Configure Change Data Capture (CDC) for a SQL Source Collection
The Change Data Capture (CDC) feature in Data Fusion enables incremental data integration by automatically detecting and propagating changes from the source system to the Lakehouse.
Follow these steps to configure CDC on a SQL Source Collection in the Data Integration canvas.
Open Source Collection Properties
- In the Data Integration canvas, locate your SQL Source Collection node.
- Click the more options (⋯) menu on the node.
- Select Edit properties.
Enable Data Ingestion
- In the Edit Properties panel, select Load Data.
- This enables ingestion through a Data Integration pipeline.
- (The Virtual Table option provides read-only access and does not support CDC.)
Configure Change Data Capture (CDC)
Navigate to the Change Data Capture Configuration section.
Under Order By Fields, specify one or more monotonically increasing fields:
- Select a column (typically a timestamp such as updated_at or last_modified)

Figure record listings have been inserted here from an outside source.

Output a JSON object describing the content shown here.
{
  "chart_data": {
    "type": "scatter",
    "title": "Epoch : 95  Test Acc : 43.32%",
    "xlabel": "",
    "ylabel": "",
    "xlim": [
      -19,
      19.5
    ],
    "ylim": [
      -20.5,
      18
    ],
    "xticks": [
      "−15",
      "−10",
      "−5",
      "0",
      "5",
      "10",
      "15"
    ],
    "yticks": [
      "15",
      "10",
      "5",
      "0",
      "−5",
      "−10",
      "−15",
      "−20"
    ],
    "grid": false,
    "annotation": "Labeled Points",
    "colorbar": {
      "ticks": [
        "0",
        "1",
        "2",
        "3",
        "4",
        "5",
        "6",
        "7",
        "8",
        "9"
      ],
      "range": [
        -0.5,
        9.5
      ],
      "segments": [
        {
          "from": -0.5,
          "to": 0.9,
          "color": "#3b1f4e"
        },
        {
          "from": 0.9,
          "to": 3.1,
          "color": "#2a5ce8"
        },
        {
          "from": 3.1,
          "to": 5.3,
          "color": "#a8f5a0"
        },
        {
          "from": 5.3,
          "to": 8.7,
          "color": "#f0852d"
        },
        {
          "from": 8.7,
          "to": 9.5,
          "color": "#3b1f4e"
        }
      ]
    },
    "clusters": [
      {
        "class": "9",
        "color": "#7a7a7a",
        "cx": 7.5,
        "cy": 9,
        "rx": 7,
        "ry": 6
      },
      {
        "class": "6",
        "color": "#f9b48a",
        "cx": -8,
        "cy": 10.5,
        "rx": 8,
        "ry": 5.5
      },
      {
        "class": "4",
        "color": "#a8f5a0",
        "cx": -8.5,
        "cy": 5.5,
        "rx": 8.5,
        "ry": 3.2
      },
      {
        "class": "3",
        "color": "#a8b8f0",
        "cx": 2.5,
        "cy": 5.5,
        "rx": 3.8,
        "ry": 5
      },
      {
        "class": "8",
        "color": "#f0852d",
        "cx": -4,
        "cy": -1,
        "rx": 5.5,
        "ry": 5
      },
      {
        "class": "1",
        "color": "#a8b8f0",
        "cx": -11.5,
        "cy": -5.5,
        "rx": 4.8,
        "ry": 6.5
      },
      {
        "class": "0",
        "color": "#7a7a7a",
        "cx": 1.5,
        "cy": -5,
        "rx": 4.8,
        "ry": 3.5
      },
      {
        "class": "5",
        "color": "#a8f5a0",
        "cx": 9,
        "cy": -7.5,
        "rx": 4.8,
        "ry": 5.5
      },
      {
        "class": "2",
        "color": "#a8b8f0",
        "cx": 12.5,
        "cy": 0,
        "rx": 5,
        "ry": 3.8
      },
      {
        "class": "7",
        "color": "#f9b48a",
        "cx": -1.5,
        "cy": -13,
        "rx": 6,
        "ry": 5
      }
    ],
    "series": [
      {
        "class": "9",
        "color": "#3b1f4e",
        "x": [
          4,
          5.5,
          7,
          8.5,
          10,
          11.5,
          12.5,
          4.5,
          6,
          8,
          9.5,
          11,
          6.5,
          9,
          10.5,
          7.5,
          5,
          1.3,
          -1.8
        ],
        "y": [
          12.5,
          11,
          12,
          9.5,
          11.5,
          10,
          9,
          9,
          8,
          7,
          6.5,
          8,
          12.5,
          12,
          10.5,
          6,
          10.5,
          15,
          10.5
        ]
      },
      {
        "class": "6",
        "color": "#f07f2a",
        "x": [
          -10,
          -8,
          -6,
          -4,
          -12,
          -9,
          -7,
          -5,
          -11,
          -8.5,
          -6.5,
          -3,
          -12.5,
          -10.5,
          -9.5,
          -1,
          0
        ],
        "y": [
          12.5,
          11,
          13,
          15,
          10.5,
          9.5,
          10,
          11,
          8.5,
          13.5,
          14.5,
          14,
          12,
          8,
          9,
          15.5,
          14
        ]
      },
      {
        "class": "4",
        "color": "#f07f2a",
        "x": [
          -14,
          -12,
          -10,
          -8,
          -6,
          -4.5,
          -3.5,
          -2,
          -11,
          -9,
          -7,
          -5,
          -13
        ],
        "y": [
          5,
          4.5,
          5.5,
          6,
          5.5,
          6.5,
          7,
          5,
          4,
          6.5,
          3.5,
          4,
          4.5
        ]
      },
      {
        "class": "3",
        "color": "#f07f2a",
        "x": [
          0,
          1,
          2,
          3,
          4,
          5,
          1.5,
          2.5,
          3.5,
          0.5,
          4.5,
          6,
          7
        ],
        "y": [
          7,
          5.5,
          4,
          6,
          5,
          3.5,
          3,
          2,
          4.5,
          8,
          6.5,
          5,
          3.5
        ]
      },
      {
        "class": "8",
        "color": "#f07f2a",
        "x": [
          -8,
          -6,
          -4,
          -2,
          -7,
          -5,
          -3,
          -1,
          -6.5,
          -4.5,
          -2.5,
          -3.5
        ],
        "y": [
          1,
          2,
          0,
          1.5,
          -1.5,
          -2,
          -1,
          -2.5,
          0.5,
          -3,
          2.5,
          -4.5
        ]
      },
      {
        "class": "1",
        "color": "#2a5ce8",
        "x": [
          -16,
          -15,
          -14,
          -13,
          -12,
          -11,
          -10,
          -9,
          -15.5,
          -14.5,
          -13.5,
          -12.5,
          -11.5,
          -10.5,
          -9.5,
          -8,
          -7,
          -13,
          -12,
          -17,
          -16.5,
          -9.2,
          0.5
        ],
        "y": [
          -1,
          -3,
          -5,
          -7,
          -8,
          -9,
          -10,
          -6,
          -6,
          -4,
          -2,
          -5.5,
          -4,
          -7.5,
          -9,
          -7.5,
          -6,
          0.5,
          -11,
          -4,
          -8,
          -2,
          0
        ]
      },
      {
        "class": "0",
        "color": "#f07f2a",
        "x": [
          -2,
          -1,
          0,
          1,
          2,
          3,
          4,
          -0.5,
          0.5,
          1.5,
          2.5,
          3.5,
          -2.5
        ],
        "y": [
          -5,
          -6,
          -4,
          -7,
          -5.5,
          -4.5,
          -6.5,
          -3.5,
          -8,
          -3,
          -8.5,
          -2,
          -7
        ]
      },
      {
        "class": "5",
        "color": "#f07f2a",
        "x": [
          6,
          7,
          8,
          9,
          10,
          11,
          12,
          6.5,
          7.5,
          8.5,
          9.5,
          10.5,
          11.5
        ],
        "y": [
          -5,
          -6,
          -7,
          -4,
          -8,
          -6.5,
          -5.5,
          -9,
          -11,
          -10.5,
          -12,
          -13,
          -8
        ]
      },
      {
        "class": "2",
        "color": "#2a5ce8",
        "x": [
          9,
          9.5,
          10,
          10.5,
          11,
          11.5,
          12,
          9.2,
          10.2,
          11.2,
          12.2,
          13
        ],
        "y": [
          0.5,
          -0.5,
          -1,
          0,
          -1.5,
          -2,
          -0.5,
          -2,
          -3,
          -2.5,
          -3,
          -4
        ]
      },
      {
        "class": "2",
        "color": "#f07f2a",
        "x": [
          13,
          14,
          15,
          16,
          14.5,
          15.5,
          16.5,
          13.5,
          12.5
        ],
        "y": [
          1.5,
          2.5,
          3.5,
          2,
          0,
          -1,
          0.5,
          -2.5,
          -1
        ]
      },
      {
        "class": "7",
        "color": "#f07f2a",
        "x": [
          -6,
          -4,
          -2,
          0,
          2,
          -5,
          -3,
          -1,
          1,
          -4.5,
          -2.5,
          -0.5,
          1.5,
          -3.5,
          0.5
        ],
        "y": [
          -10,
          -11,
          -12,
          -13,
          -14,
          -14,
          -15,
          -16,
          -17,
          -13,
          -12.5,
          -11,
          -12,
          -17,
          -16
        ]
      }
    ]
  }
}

- Choose the sort order (usually Ascending)
- Optionally, add an additional field (such as an ID) to ensure deterministic ordering
- Click + Add Field to include additional ordering columns if needed.
The selected fields must increase over time to ensure reliable incremental ingestion. If no suitable column is configured, CDC may result in missed updates, duplicates, or inconsistent ordering.
Configure Integration Schedule (Optional)
In the Integration schedule section, choose how the pipeline should run:
Manual
Run the pipeline only when triggered by the userOn Schedule
Configure a recurring schedule to automatically process new data
Save Configuration
Click Save to apply the CDC configuration to the Source Collection.
Run and Monitor the Pipeline
After configuring CDC:
- Trigger the pipeline using the Run (▶) button on the Source Collection node
- Use the options menu (⋯) to monitor execution:
- View run status
- View data integration status
- View run history
Result
Once configured, the pipeline retrieves only rows with ordering column values greater than the previous checkpoint during each run, enabling incremental ingestion.